Илья мог только печально кивнуть. Он знал, что это так. Он старался не думать об этом слишком часто, от этих размышлений не было пользы, но он знал. Галина дала ему время немного прийти в себя. Наконец, слезы на его глазах высохли, а горло отпустило.

— На сегодня, пожалуй, хватит. Это было тяжело.

— Да, было. Как вы себя сейчас чувствуете?

Илья прислушался к себе, прежде чем ответить.

— Устал. Но, вроде, получше. Я бы хотел повторить.

Они договорились о дате и времени следующего визита, затем Илья собрал использованные салфетки и отнес в мусорное ведро в углу. Перед уходом он остановился у двери и выпалил:

— Вы думаете, со мной что-то не так?

— Не так?

— У меня депрессия? Психическое заболевание? Мне... станет хуже?

Он закрыл глаза, смущенный своим порывом, но ему нужно было знать.

— Вы здесь, — сказала Галина ласково. — Боюсь, на данном этапе я не смогу дать вам никаких ответов, но то, что вы пришли, — важный шаг в правильном направлении.

— Не все сразу, да? — сказал Илья по-английски, пытаясь улыбнуться.

— Именно.

Он вздохнул.

— Ненавижу ползти, как черепаха.

Эта фраза заставила ее рассмеяться.

— Слышала, вы любите быстрые машины. Возможно, у вас получится представить наш путь, как создание Ferrari, а не ее вождение.

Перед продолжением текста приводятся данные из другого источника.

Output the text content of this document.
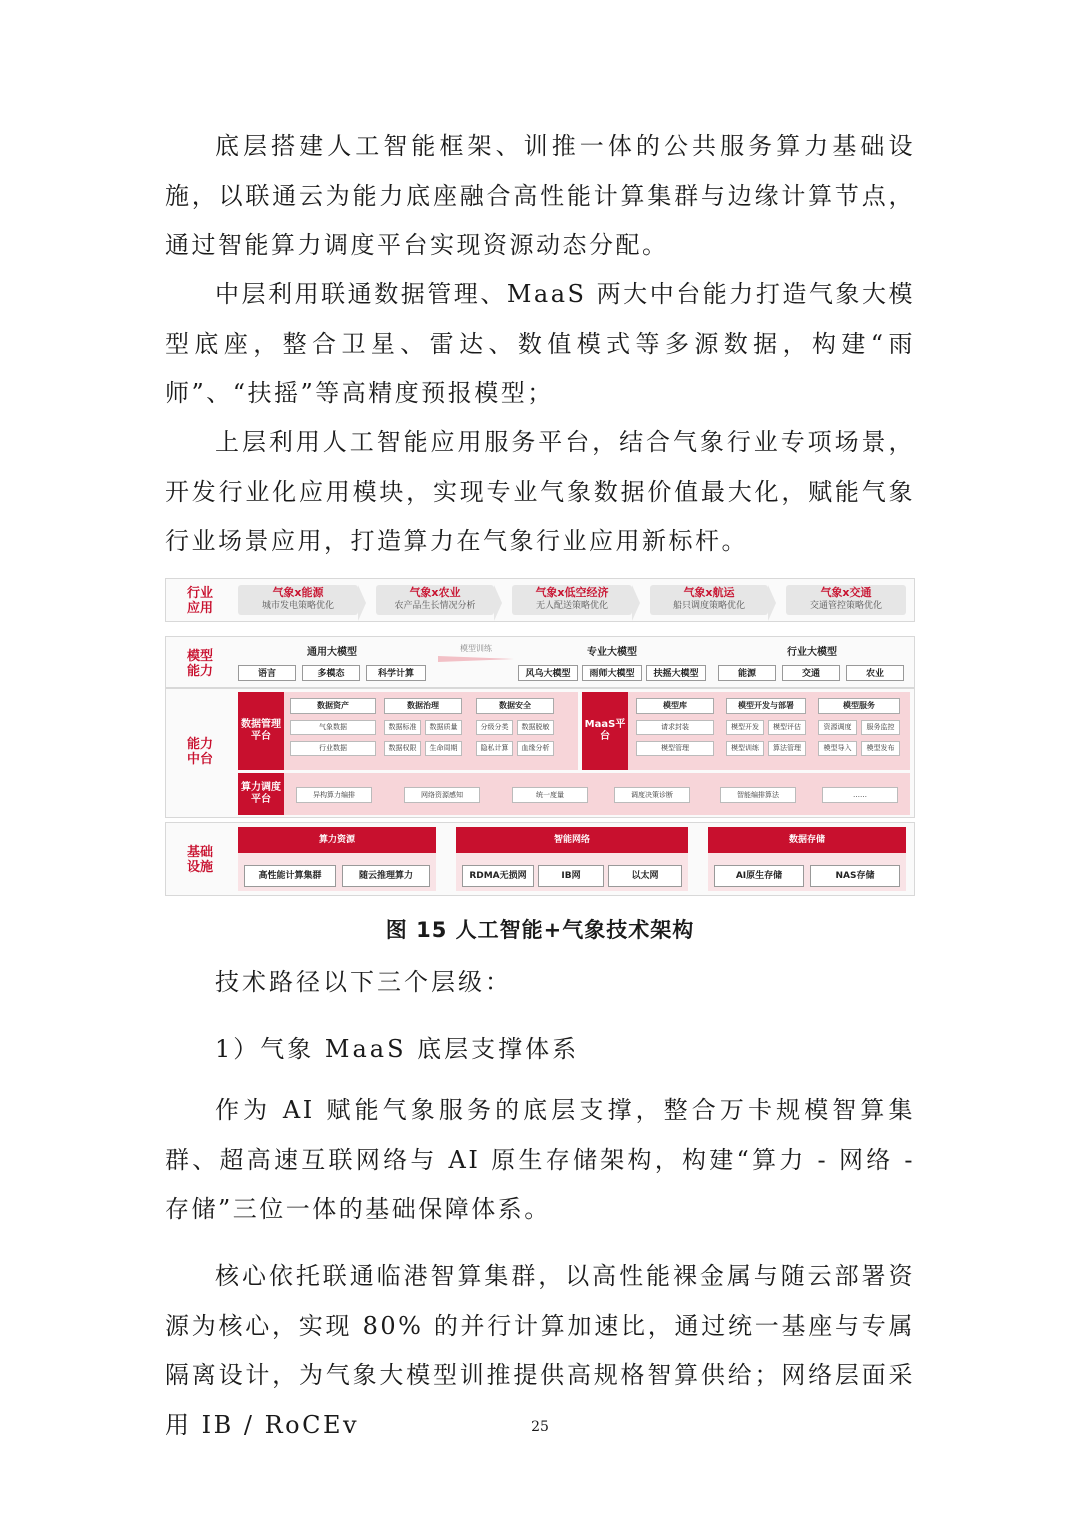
底层搭建人工智能框架、训推一体的公共服务算力基础设施，以联通云为能力底座融合高性能计算集群与边缘计算节点，通过智能算力调度平台实现资源动态分配。

中层利用联通数据管理、MaaS 两大中台能力打造气象大模型底座，整合卫星、雷达、数值模式等多源数据，构建“雨师”、“扶摇”等高精度预报模型；

上层利用人工智能应用服务平台，结合气象行业专项场景，开发行业化应用模块，实现专业气象数据价值最大化，赋能气象行业场景应用，打造算力在气象行业应用新标杆。

行业
应用
气象x能源
城市发电策略优化
气象x农业
农产品生长情况分析
气象x低空经济
无人配送策略优化
气象x航运
船只调度策略优化
气象x交通
交通管控策略优化
模型
能力
通用大模型
语言	多模态	科学计算
模型训练	专业大模型
风乌大模型	雨师大模型	扶摇大模型
行业大模型
能源	交通	农业
能力
中台
数据管理平台
数据资产
气象数据
行业数据
数据治理
数据标准	数据质量
数据权限	生命周期
数据安全
分级分类	数据脱敏
隐私计算	血缘分析
MaaS平台
模型库
请求封装
模型管理
模型开发与部署
模型开发	模型评估
模型训练	算法管理
模型服务
资源调度	服务监控
模型导入	模型发布
算力调度平台	异构算力编排	网络资源感知	统一度量	调度决策诊断	智能编排算法	……
基础
设施
算力资源
高性能计算集群	随云推理算力
智能网络
RDMA无损网	IB网	以太网
数据存储
AI原生存储	NAS存储
图 15 人工智能+气象技术架构

技术路径以下三个层级：

1）气象 MaaS 底层支撑体系

作为 AI 赋能气象服务的底层支撑，整合万卡规模智算集群、超高速互联网络与 AI 原生存储架构，构建“算力 - 网络 - 存储”三位一体的基础保障体系。

核心依托联通临港智算集群，以高性能裸金属与随云部署资源为核心，实现 80% 的并行计算加速比，通过统一基座与专属隔离设计，为气象大模型训推提供高规格智算供给；网络层面采用 IB / RoCEv	25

Илья надеялся, что больше походил на Ferrari, которой требовался небольшой тюнинг, а не на ту, которую придется строить с нуля. Но он понимал, что Галина имела в виду. Главное — не отправиться на автосвалку.

***

После приема Илья долго бродил по Оттаве. Он надеялся, что разговор с профессионалом прояснит ситуацию, но вместо этого в голове царил полный бардак, а в груди ощущалась странная пустота. Он натянул капюшон толстовки, чтобы защититься от холодного осеннего ветра и скрыть измученное выражение лица.

Нормально ли было чувствовать себя так? Была ли вообще польза от такой терапии? Он сомневался, что сможет продолжать ее, если каждый прием станет оборачиваться таким потрясением.

Шагая по улицам, он осторожно анализировал собственные ощущения, пытаясь найти какие-либо признаки улучшения. Возможно, поговорить о матери было неплохо, хотя это изрядно вымотало его. Может, терапия, как и многие другие полезные вещи, болезненна лишь в начале. Илья умел преодолевать боль.

Завтра днем они с Шейном наконец встретятся. И проведут вместе ночь. Илья был взволнован предстоящей встречей, но теперь он вдобавок чувствовал себя странно. Вряд ли он сможет рассказать Шейну о визитах к психотерапевту. Пока нет. Но он переживал, что Шейн заметит. Заметит, насколько он был уязвим. Илья не хотел признаваться, что уже некоторое время чувствовал себя не в своей тарелке, и что ситуация ухудшалась. Что способы, которые раньше помогали, больше не работали. И что очень беспокоился — возможно именно так все начиналось у его матери.

А еще, что в некоторые дни невыносимо скучал по Шейну. Настолько болезненно, что казалось, будто в сердце впиваются иглы.

В конце концов он пошел вдоль канала, спиной к ветру. В ноябре в Оттаве было холодно, но Илье это не доставляло дискомфорта. Он никогда не жил в теплых краях.

Он шагал, опустив голову, но все равно его иногда узнавали фанаты. К счастью, тем хватило такта лишь крикнуть его имя и помахать рукой, а не просить вместе сфотографироваться. В тот момент выражение лица Ильи мало годилось для селфи.

Он набрел на пустую скамейку у воды и присел на нее. Он достал телефон и открыл фотографии. Он никогда не старался распределить их по альбомам, но один у него все-таки был. Который он назвал «скукотища». Он открыл его и пролистал все шесть фотографий. Те почти не отличались друг от друга. Илья сделал их несколько лет назад во время церемонии награждения НХЛ. Они с Шейном вместе вручали награду в одной из номинаций, согласно сценарию, Илья должен был попросить его разрешения сделать совместное селфи. Он использовал свой телефон и сделал реальные фото. Шесть штук.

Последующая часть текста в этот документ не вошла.